Variation in maize chlorophyll biosynthesis alters plant architecture.

Chlorophyll is a tetrapyrrole metabolite essential for photosynthesis in plants. The first committed step of chlorophyll biosynthesis is catalyzed by a multimeric enzyme Magnesium chelatase, the subunit I of which is encoded by the oil yellow1 (oy1) gene in maize (Zea mays). A range of chlorophyll contents and net CO2 assimilation rates can be achieved in maize by combining a semi-dominant mutant allele of oy1 (Oy1-N1989) and a cis-regulatory modifier named very oil yellow1 (vey1) that varies between different inbred lines. We previously demonstrated that these allelic interactions can delay reproductive maturity. In this study, we demonstrate that multiple gross morphological traits respond to a reduction in chlorophyll. We found that stalk width, number of lateral branches (tillers), and branching of the inflorescence decline with a decrease in chlorophyll level.
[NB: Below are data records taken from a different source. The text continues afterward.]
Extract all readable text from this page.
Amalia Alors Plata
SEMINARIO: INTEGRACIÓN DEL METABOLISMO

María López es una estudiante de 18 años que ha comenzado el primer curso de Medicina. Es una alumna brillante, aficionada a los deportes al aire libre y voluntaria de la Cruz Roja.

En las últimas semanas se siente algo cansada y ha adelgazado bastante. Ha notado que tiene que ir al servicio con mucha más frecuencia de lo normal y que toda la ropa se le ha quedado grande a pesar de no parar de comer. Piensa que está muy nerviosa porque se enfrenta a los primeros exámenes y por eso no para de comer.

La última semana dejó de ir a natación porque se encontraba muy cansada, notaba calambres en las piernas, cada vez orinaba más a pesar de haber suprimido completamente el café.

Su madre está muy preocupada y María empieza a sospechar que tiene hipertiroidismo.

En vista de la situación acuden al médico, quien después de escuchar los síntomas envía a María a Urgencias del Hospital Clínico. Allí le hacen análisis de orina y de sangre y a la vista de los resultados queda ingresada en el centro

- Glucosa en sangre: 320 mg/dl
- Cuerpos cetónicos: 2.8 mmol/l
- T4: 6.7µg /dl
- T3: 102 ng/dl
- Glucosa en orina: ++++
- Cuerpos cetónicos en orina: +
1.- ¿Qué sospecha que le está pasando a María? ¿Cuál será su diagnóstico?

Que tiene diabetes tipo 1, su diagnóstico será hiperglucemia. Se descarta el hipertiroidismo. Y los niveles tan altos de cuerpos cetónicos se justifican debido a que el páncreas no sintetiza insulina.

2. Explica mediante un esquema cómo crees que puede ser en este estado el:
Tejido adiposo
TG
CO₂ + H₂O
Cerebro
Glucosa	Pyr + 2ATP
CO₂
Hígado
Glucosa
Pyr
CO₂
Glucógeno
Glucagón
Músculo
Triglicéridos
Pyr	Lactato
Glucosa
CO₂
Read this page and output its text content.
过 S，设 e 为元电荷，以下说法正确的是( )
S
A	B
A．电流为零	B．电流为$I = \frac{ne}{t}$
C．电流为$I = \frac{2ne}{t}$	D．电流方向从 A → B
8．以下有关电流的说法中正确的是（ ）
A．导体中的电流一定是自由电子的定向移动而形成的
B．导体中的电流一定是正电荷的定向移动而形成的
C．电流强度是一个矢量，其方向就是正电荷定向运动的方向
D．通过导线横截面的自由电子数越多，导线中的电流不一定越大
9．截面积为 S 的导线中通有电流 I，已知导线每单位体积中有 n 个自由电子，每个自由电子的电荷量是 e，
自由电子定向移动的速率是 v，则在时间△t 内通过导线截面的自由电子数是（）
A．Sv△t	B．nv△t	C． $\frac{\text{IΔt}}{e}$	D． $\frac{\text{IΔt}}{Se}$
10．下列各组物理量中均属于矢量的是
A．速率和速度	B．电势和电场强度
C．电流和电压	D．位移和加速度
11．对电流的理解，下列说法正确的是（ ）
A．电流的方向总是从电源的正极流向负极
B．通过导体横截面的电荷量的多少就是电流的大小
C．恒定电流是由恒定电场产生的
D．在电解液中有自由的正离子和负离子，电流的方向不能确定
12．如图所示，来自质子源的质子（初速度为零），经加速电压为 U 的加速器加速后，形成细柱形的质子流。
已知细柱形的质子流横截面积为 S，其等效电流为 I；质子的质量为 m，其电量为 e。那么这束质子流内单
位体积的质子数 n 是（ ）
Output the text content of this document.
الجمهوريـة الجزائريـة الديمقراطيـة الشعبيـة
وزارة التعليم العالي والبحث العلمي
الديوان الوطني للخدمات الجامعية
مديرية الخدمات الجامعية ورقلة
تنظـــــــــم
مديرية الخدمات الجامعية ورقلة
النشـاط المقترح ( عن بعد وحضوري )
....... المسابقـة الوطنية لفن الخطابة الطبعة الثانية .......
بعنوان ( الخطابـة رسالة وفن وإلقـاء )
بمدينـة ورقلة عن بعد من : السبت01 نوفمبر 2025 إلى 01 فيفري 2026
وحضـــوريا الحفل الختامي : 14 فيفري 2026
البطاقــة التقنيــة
Chlorophyll deficit suppressed tillering in multiple maize mutants including teosinte branched1, Tillering1, and grassy tillers1. In contrast to these traits, plant height showed a non-linear response to chlorophyll levels. Weak suppression of Oy1-N1989 by vey1B73 resulted in a significant increase in mutant plant height. By contrast, enhancement of the severity of the Oy1-N1989 phenotype by the vey1Mo17 allele resulted in reduced plant height. We demonstrate that the effects of reduced chlorophyll contents on plant growth and development are complex and depend on the trait being measured. We propose that the lack of chlorophyll exerts growth control via energy balance sensing, which is upstream of the known genetic networks for branching and architecture.